薬罐坂と呼ばれる坂道は、文京区小日向1丁目付近、同じく文京区目白台2丁目と3丁目の間、新宿区若葉三丁目付近、杉並区上荻2丁目付近の都内計4箇所にあります。いずれも暗く寂しい処で、何か出てもおかしくないような坂道でした。この坂を夜一人で通っていると、薬罐の化け物が転がって来る事から薬罐坂と呼ばれています。しかしその呼び名の由来は諸説あるようで、坂道の露出した赤土の色が銅薬罐の色に似ている事からであるとか、「やかん」とは野狐の事で、狐が出て化かしてもおかしくないような寂しい所だからとも謂われています。また隠語では日暮れに客を引く娼婦の事を薬罐と呼ぶらしく、岡場所近くで怪しい女性が出没する坂と謂う意味もあるようです。「お化け名所図繪」の薬罐坂は目白台にあった坂をイメージして制作されています。向かって右側に見えるのは松平出羽守邸の外壁、左側は矢場で、整地されてない雑木林部分が沢山あって、昼でも暗かったのでは?という想像を基にこのような繪に仕上げられています。あくまで想像の域を出ませんが、切繪図と現代の地図を見比べながら当時の光景に想いをはせるのは楽しい作業です。

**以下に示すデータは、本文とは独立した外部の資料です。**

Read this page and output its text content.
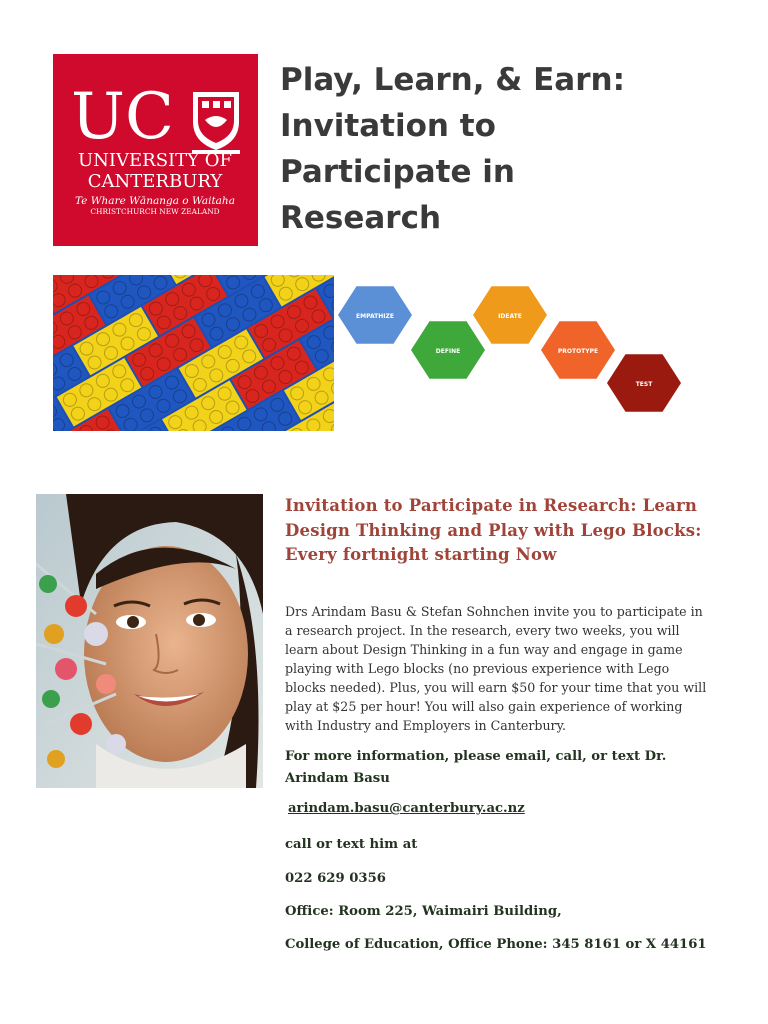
UC
UNIVERSITY OF
CANTERBURY
Te Whare Wānanga o Waitaha
CHRISTCHURCH NEW ZEALAND
Play, Learn, & Earn:
Invitation to
Participate in
Research
EMPATHIZE
DEFINE
IDEATE
PROTOTYPE
TEST
Invitation to Participate in Research: Learn Design Thinking and Play with Lego Blocks: Every fortnight starting Now

Drs Arindam Basu & Stefan Sohnchen invite you to participate in a research project. In the research, every two weeks, you will learn about Design Thinking in a fun way and engage in game playing with Lego blocks (no previous experience with Lego blocks needed). Plus, you will earn $50 for your time that you will play at $25 per hour! You will also gain experience of working with Industry and Employers in Canterbury.

For more information, please email, call, or text Dr. Arindam Basu

arindam.basu@canterbury.ac.nz

call or text him at

022 629 0356

Office: Room 225, Waimairi Building,

College of Education, Office Phone: 345 8161 or X 44161
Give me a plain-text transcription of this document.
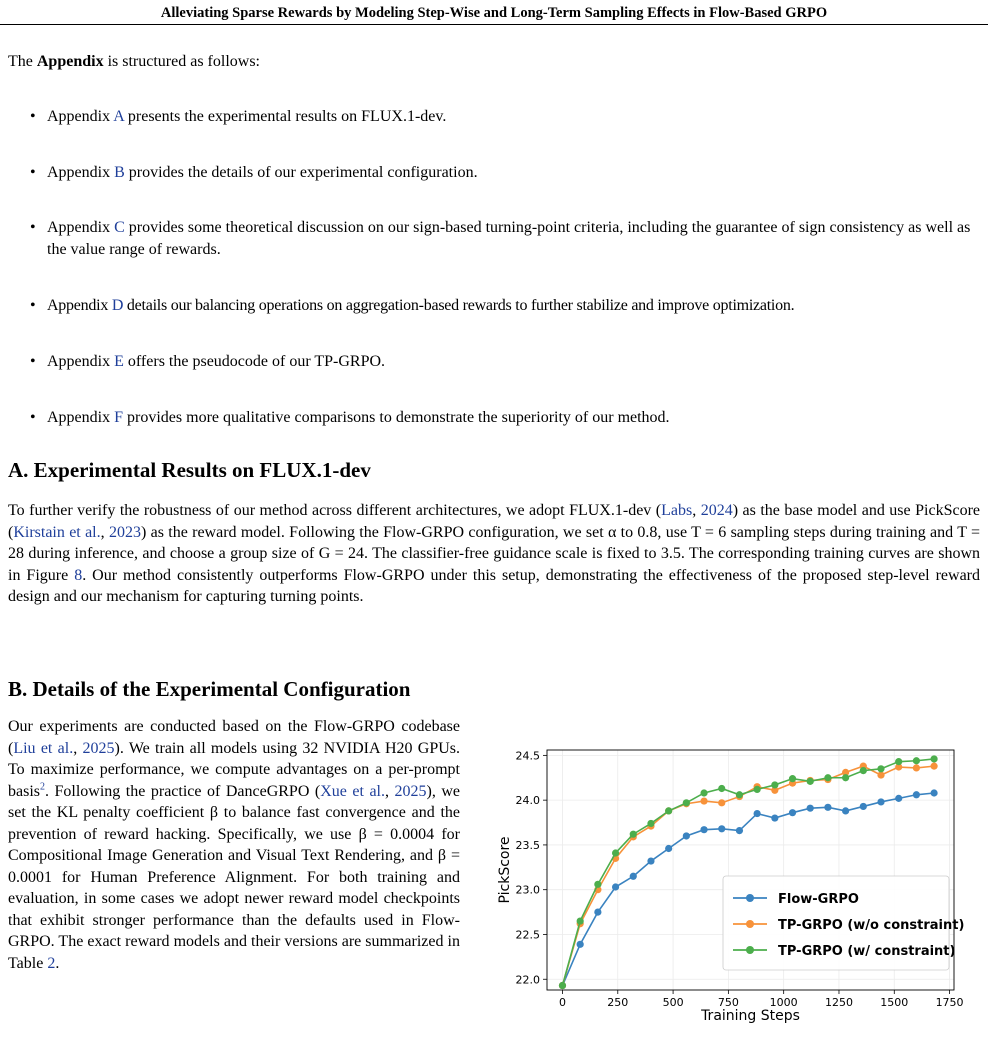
Alleviating Sparse Rewards by Modeling Step-Wise and Long-Term Sampling Effects in Flow-Based GRPO
The Appendix is structured as follows:
• Appendix A presents the experimental results on FLUX.1-dev.
• Appendix B provides the details of our experimental configuration.
• Appendix C provides some theoretical discussion on our sign-based turning-point criteria, including the guarantee of sign consistency as well as the value range of rewards.
• Appendix D details our balancing operations on aggregation-based rewards to further stabilize and improve optimization.
• Appendix E offers the pseudocode of our TP-GRPO.
• Appendix F provides more qualitative comparisons to demonstrate the superiority of our method.
A. Experimental Results on FLUX.1-dev
To further verify the robustness of our method across different architectures, we adopt FLUX.1-dev (Labs, 2024) as the base model and use PickScore (Kirstain et al., 2023) as the reward model. Following the Flow-GRPO configuration, we set α to 0.8, use T = 6 sampling steps during training and T = 28 during inference, and choose a group size of G = 24. The classifier-free guidance scale is fixed to 3.5. The corresponding training curves are shown in Figure 8. Our method consistently outperforms Flow-GRPO under this setup, demonstrating the effectiveness of the proposed step-level reward design and our mechanism for capturing turning points.
B. Details of the Experimental Configuration
Our experiments are conducted based on the Flow-GRPO codebase (Liu et al., 2025). We train all models using 32 NVIDIA H20 GPUs. To maximize performance, we compute advantages on a per-prompt basis$^2$. Following the practice of DanceGRPO (Xue et al., 2025), we set the KL penalty coefficient β to balance fast convergence and the prevention of reward hacking. Specifically, we use β = 0.0004 for Compositional Image Generation and Visual Text Rendering, and β = 0.0001 for Human Preference Alignment. For both training and evaluation, in some cases we adopt newer reward model checkpoints that exhibit stronger performance than the defaults used in Flow-GRPO. The exact reward models and their versions are summarized in Table 2.
0	250	500	750	1000 1250 1500 1750
22.0
22.5
23.0
23.5
24.0
24.5
Training Steps
PickScore	Flow-GRPO
TP-GRPO (w/o constraint)
TP-GRPO (w/ constraint)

現代でも不可思議な通り魔事件がニュースで報じられる事がありますが、江戸時代にも奇妙な事件が頻発しています。夜中に道を歩いていると、得体の知れない物に髪をバッサリと切られてしまうという、何とも恐ろしい事件が全国各地で起こりました。勿論江戸も例外ではなく、神田で金物屋の下女が、夜買い物に出かけて、何者かに髪を切られてしまいました。本人は宿に帰るまで気付かなかったと謂いますから、かなりの早業です。同じような怪は下谷にも現れました。こちらは朝、玄関の戸を開けようとした小女が被害に遭いました。いずれも姿を見た者はおらず、その正体については、狐、猫、カミキリ虫等、様々な推測がなされています。カミキリ虫は御存知の通り、強力な顎を持つ甲虫です。カミキリとは「髪切り」ではなく、おそらく強い顎でなんでも「噛み切る」事からつけられた名前です。幼虫は木を、成虫は新芽を食い荒らす害虫で、分布も広く、種類によって好む樹木も違う為、昔から対策には苦労してきました。木と共に暮らす日本人にとって、この虫はどうやらやっかい者のイメージが強いようです。このマイナスのイメージとカミキリと謂う名前から、髪切疑惑が浮上したのかもしれません。また、髪切事件には、親が決めた縁談が嫌で起こした、自作自演説というものまであります。髪は女性の命、それを切り落とし、自らを傷物と証する事でしか遂げられない想いというのも切ないです。事件の内容を伝えるのは、書物に残るほんの数行の文章ですが、様々な角度からスポットを当ててみると、また違った影が姿を現します。一つの物の怪騒動から、深い江戸の人の心の闇を垣間見る事が出来るかもしれません。